I am sure that you, Mr. Williams, are well aware of the fact that this is Wales biodiversity week. Interest in and support for biodiversity is manifest in the increasing number of people who are becoming members of wildlife organisations such as the Royal Society for the Protection of Birds, Butterfly Conservation, local wildlife trusts, recording groups for bats, badgers, fungi, insects, plants, invertebrates and arachnids, and the National Trust.
People want to get involved and do what they can to help biodiversity. They join wildlife groups, watch wildlife programmes on television, read the myriad press articles, and attend events in large numbers, even in the inner cities, including events like the excellent sustainability week in London. Why? They do it because biodiversity impacts on our whole life. It provides the support systems that sustain human existence, from our health to the fertility of our crops.
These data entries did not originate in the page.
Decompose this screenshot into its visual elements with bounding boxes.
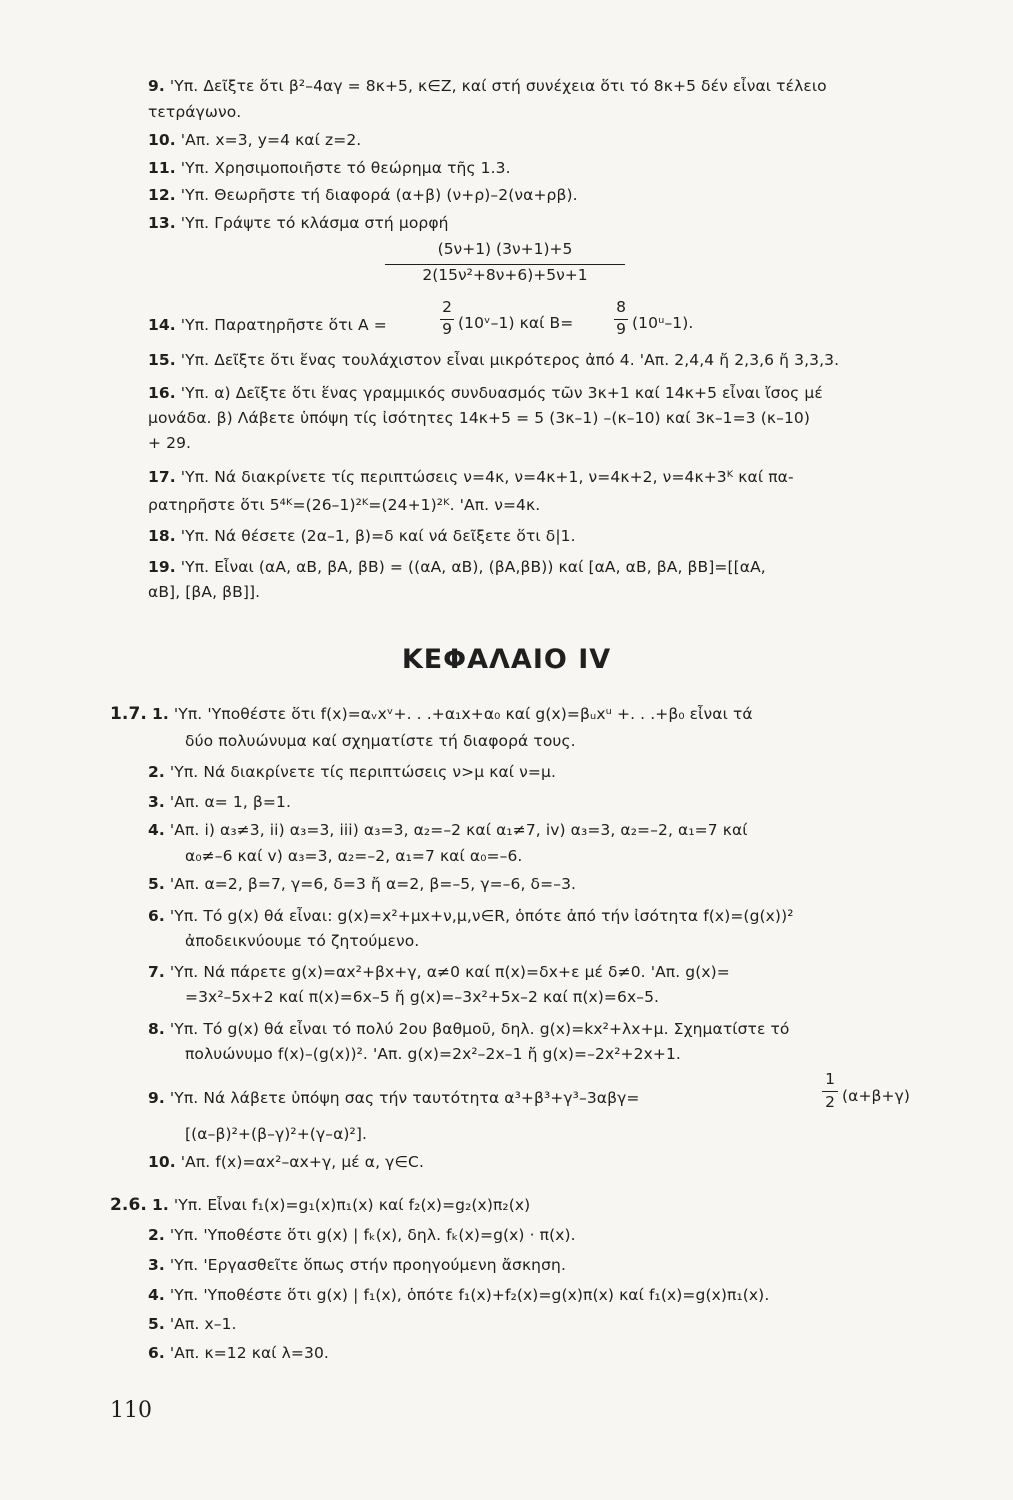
fraction-numerator: (5ν+1) (3ν+1)+5	[437, 240, 573, 258]
item-number: 8.	[148, 1020, 165, 1038]
fraction-bar	[822, 1091, 838, 1092]
answer-11	[148, 158, 511, 178]
item-number: 9.	[148, 1089, 165, 1107]
section-1-7-item-10	[148, 1152, 424, 1172]
item-number: 1.	[152, 1196, 169, 1214]
answer-13	[148, 213, 449, 233]
item-text: 'Υπ. Χρησιμοποιῆστε τό θεώρημα τῆς 1.3.	[180, 159, 511, 177]
answer-16-line3: + 29.	[148, 434, 192, 452]
item-number: 2.	[148, 763, 165, 781]
section-1-7-item-6	[148, 906, 794, 926]
fraction-denominator: 9	[442, 320, 452, 338]
item-text: 'Απ. x–1.	[169, 1315, 237, 1333]
item-number: 13.	[148, 214, 176, 232]
section-1-7-item-9-line2: [(α–β)²+(β–γ)²+(γ–α)²].	[185, 1125, 368, 1143]
item-number: 4.	[148, 821, 165, 839]
section-1-7-item-7	[148, 962, 730, 982]
item-number: 19.	[148, 558, 176, 576]
answer-14	[148, 315, 387, 335]
item-text: τετράγωνο.	[148, 103, 242, 121]
section-1-7-item-3	[148, 792, 291, 812]
item-text: 'Υπ. α) Δεῖξτε ὅτι ἕνας γραμμικός συνδυασμός τῶν 3κ+1 καί 14κ+5 εἶναι ἴσος μέ	[180, 384, 823, 402]
section-1-7-item-2	[148, 762, 556, 782]
item-number: 7.	[148, 963, 165, 981]
answer-14-post: (10ᵘ–1).	[632, 314, 694, 332]
item-number: 15.	[148, 351, 176, 369]
item-text: 'Απ. f(x)=αx²–αx+γ, μέ α, γ∈C.	[180, 1153, 424, 1171]
answer-18	[148, 526, 576, 546]
section-number: 2.6.	[110, 1195, 147, 1215]
item-number: 2.	[148, 1226, 165, 1244]
item-number: 1.	[152, 705, 169, 723]
section-2-6-item-6	[148, 1343, 329, 1363]
section-1-7-item-4	[148, 820, 748, 840]
item-text: 'Υπ. Παρατηρῆστε ὅτι A =	[180, 316, 387, 334]
item-number: 6.	[148, 907, 165, 925]
section-1-7-item-9-tail: (α+β+γ)	[842, 1087, 911, 1105]
item-number: 10.	[148, 1153, 176, 1171]
answer-17-line1	[148, 467, 794, 487]
fraction-bar	[385, 264, 625, 265]
fraction-numerator: 2	[442, 298, 452, 316]
section-2-6-item-4	[148, 1285, 769, 1305]
item-number: 17.	[148, 468, 176, 486]
item-text: 'Υπ. 'Υποθέστε ὅτι g(x) | fₖ(x), δηλ. fₖ(x)=g(x) · π(x).	[169, 1226, 576, 1244]
item-number: 3.	[148, 793, 165, 811]
answer-14-mid: (10ᵛ–1) καί B=	[458, 314, 574, 332]
item-text: 'Υπ. 'Υποθέστε ὅτι g(x) | f₁(x), ὁπότε f₁(x)+f₂(x)=g(x)π(x) καί f₁(x)=g(x)π₁(x).	[169, 1286, 770, 1304]
page-number: 110	[110, 1398, 152, 1423]
item-text: 'Υπ. 'Υποθέστε ὅτι f(x)=αᵥxᵛ+. . .+α₁x+α₀ καί g(x)=βᵤxᵘ +. . .+β₀ εἶναι τά	[173, 705, 753, 723]
answer-19-line1	[148, 557, 766, 577]
item-text: 'Υπ. Δεῖξτε ὅτι ἕνας τουλάχιστον εἶναι μικρότερος ἀπό 4. 'Απ. 2,4,4 ἤ 2,3,6 ἤ 3,3,3.	[180, 351, 840, 369]
item-text: 'Απ. κ=12 καί λ=30.	[169, 1344, 329, 1362]
answer-15	[148, 350, 839, 370]
fraction-numerator: 1	[825, 1070, 835, 1088]
fraction-denominator: 2(15ν²+8ν+6)+5ν+1	[422, 266, 588, 284]
item-text: 'Υπ. Νά διακρίνετε τίς περιπτώσεις ν=4κ, ν=4κ+1, ν=4κ+2, ν=4κ+3ᴷ καί πα-	[180, 468, 794, 486]
item-text: 'Υπ. Θεωρῆστε τή διαφορά (α+β) (ν+ρ)–2(να+ρβ).	[180, 186, 578, 204]
section-2-6-item-5	[148, 1314, 237, 1334]
answer-19-line2: αB], [βA, βB]].	[148, 583, 261, 601]
answer-10	[148, 130, 361, 150]
section-1-7-item-4-line2: α₀≠–6 καί v) α₃=3, α₂=–2, α₁=7 καί α₀=–6.	[185, 847, 523, 865]
item-text: 'Απ. x=3, y=4 καί z=2.	[180, 131, 362, 149]
section-2-6-item-3	[148, 1255, 566, 1275]
item-text: 'Υπ. Εἶναι (αA, αB, βA, βB) = ((αA, αB), (βA,βB)) καί [αA, αB, βA, βB]=[[αA,	[180, 558, 766, 576]
item-number: 11.	[148, 159, 176, 177]
item-number: 4.	[148, 1286, 165, 1304]
item-text: 'Υπ. Εἶναι f₁(x)=g₁(x)π₁(x) καί f₂(x)=g₂(x)π₂(x)	[173, 1196, 531, 1214]
section-1-7-item-9	[148, 1088, 639, 1108]
item-number: 14.	[148, 316, 176, 334]
section-1-7-item-8-line2: πολυώνυμο f(x)–(g(x))². 'Απ. g(x)=2x²–2x–1 ἤ g(x)=–2x²+2x+1.	[185, 1045, 681, 1063]
item-number: 9.	[148, 77, 165, 95]
chapter-heading: ΚΕΦΑΛΑΙΟ IV	[401, 644, 612, 675]
fraction-numerator: 8	[616, 298, 626, 316]
answer-17-line2: ρατηρῆστε ὅτι 5⁴ᴷ=(26–1)²ᴷ=(24+1)²ᴷ. 'Απ. ν=4κ.	[148, 496, 541, 514]
item-text: 'Υπ. Γράψτε τό κλάσμα στή μορφή	[180, 214, 449, 232]
section-1-7-item-8	[148, 1019, 789, 1039]
item-text: 'Υπ. Δεῖξτε ὅτι β²–4αγ = 8κ+5, κ∈Z, καί στή συνέχεια ὅτι τό 8κ+5 δέν εἶναι τέλειο	[169, 77, 827, 95]
item-text: 'Υπ. 'Εργασθεῖτε ὅπως στήν προηγούμενη ἄσκηση.	[169, 1256, 566, 1274]
answer-9-line2	[148, 102, 241, 122]
answer-12	[148, 185, 578, 205]
answer-16-line1	[148, 383, 823, 403]
item-text: 'Υπ. Νά πάρετε g(x)=αx²+βx+γ, α≠0 καί π(x)=δx+ε μέ δ≠0. 'Απ. g(x)=	[169, 963, 730, 981]
item-number: 12.	[148, 186, 176, 204]
item-number: 16.	[148, 384, 176, 402]
answer-16-line2: μονάδα. β) Λάβετε ὑπόψη τίς ἰσότητες 14κ+5 = 5 (3κ–1) –(κ–10) καί 3κ–1=3 (κ–10)	[148, 409, 811, 427]
section-1-7-item-1-line2: δύο πολυώνυμα καί σχηματίστε τή διαφορά τους.	[185, 732, 576, 750]
item-text: 'Απ. i) α₃≠3, ii) α₃=3, iii) α₃=3, α₂=–2 καί α₁≠7, iv) α₃=3, α₂=–2, α₁=7 καί	[169, 821, 748, 839]
item-number: 18.	[148, 527, 176, 545]
answer-9-line1	[148, 76, 827, 96]
section-2-6-item-1	[110, 1195, 530, 1215]
item-text: 'Υπ. Τό g(x) θά εἶναι: g(x)=x²+μx+ν,μ,ν∈R, ὁπότε ἀπό τήν ἰσότητα f(x)=(g(x))²	[169, 907, 794, 925]
item-number: 5.	[148, 1315, 165, 1333]
item-number: 5.	[148, 875, 165, 893]
item-text: 'Απ. α= 1, β=1.	[169, 793, 291, 811]
section-1-7-item-7-line2: =3x²–5x+2 καί π(x)=6x–5 ἤ g(x)=–3x²+5x–2 καί π(x)=6x–5.	[185, 988, 660, 1006]
item-number: 3.	[148, 1256, 165, 1274]
item-text: 'Υπ. Νά διακρίνετε τίς περιπτώσεις ν>μ καί ν=μ.	[169, 763, 556, 781]
item-text: 'Υπ. Νά θέσετε (2α–1, β)=δ καί νά δεῖξετε ὅτι δ|1.	[180, 527, 576, 545]
item-number: 6.	[148, 1344, 165, 1362]
section-1-7-item-6-line2: ἀποδεικνύουμε τό ζητούμενο.	[185, 932, 420, 950]
item-text: 'Απ. α=2, β=7, γ=6, δ=3 ἤ α=2, β=–5, γ=–6, δ=–3.	[169, 875, 577, 893]
section-1-7-item-5	[148, 874, 576, 894]
section-number: 1.7.	[110, 704, 147, 724]
section-2-6-item-2	[148, 1225, 576, 1245]
item-text: 'Υπ. Νά λάβετε ὑπόψη σας τήν ταυτότητα α³+β³+γ³–3αβγ=	[169, 1089, 640, 1107]
item-number: 10.	[148, 131, 176, 149]
section-1-7-item-1	[110, 704, 753, 724]
item-text: 'Υπ. Τό g(x) θά εἶναι τό πολύ 2ου βαθμοῦ, δηλ. g(x)=kx²+λx+μ. Σχηματίστε τό	[169, 1020, 790, 1038]
fraction-denominator: 2	[825, 1093, 835, 1111]
fraction-denominator: 9	[616, 320, 626, 338]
The many species of plants, insects and animals that live in a diverse range of habitats gives us that sense of the place where we live, and can act as an incentive to visit other places.
The world is losing biodiversity at an ever-increasing rate as the result of human activity. In the United Kingdom, 71 moths are recognised to be endangered or vulnerable, mirroring parallel declines in common bird species such as the ptarmigan, the skylark, the grey partridge and, in some areas, even the common sparrow. Summers are not the same without our butterflies; the high brown and marsh fritillaries and the wood white and white-letter butterflies are all in decline. When farmers need to import bees to pollinate their crops, we know that we have a serious problem. Sadly, the list of decreasing species in the Joint Nature Conservation Committee barometer is at about 45 per cent., with insufficient data on a further 15 or 20 per cent. of species.
In preparing for the debate, I communicated with a number of organisations and they raised the same concerns. There is tremendous recognition of the Government's commitment to biodiversity, through the Countryside and Rights of Way Act 2000, the Natural Environment and Rural Communities Act 2006, the Commons Bill and the Clean Neighbourhoods and Environment Act 2005. However, it was felt that we urgently need statutory reporting responsibilities to be built into legislation to take forward the Government's commitment and to record progress.
There is a need for increased species and habitat prioritisation, data collection and research, so that policy making can be evidence-based. Finally, dare I say it, we need increased financial resources for UK BAP—biodiversity action planning. Clear commitments have already been given, and I stress that biodiversity and wildlife groups recognise how much the Government have done.
The Government, with European Environment Ministers, set a target in a Commission communication entitled "Halting the loss of biodiversity by 2010—and beyond", yet in Wales, where the natural environment runs deep within the soul, the Welsh environment strategy has a different target. By 2015, 95 per cent. of Welsh sites of special scientific interest are to be in a favourable condition, and by 2026 all sites of international, Welsh and local importance are to be in a favourable condition.
Although I recognise that setting such targets is a devolved matter, wildlife groups are concerned that the disparate nature of those lower targets will have a major impact on the UK's ability to meet its target. The environment does not recognise man-made borders, and Offa's dyke will not hold back the tide of biodiversity loss.
RSPB members have called for increased funding for management agreements and the species monitoring of agri-environment schemes in Wales. However, with the Countryside Council for Wales losing more than 30 staff in the past year, meeting common targets has become almost impossible. If we in Wales are to play our part in meeting the UK target, the Department for Environment, Food and Rural Affairs must help by ensuring that additional funding and support is available.
Section 40 of the 2006 Act replaces section 74 of the 2000 Act, so that from October 2006 Departments must allocate a Minister with a duty to conserve biological diversity and to monitor how public bodies working with the Department are conserving biodiversity. To see how this was working, I asked questions of all Departments on the allocation of ministerial responsibility, which revealed that although most Departments had assigned Ministers, they were awaiting guidance from DEFRA—guidance that will also be followed by local authorities—on how they should undertake their monitoring role. I give credit to the Department for International Development. It sent the most comprehensive reply and demonstrated a clear commitment to the task, which stood out against the replies of other Departments
The need for a statutory responsibility to report progress in meeting biodiversity duties was raised by all the wildlife organisations to which I spoke. I am aware that DEFRA commissioned Entec to look at the subject some time ago, and there is universal hope that that will lead to targets being set as part of the comprehensive performance assessment and to best value performance indicators, with biodiversity integrated into performance assessment systems, especially in local government. Yet again, it will fall to DEFRA to urge the Audit Commission and the Department for Communities and Local Government to take that forward.
Indeed, local, regional and national Government could follow the excellent example of Hampshire county council, which has a corporate biodiversity management plan in place for all its directorates—they must all demonstrate how they will meet biodiversity targets. It would be good, would it not, if Departments, and local and regional government, had such plans in place by the 2010 deadline?
Targets need to be integrated for the purposes of recording, monitoring, mapping and tracking habitat, species loss and the growth of invasive species at local, regional and national levels. I urge that butterflies are recognised as indicators of both a healthy environment and the effectiveness of the Government's land use policies.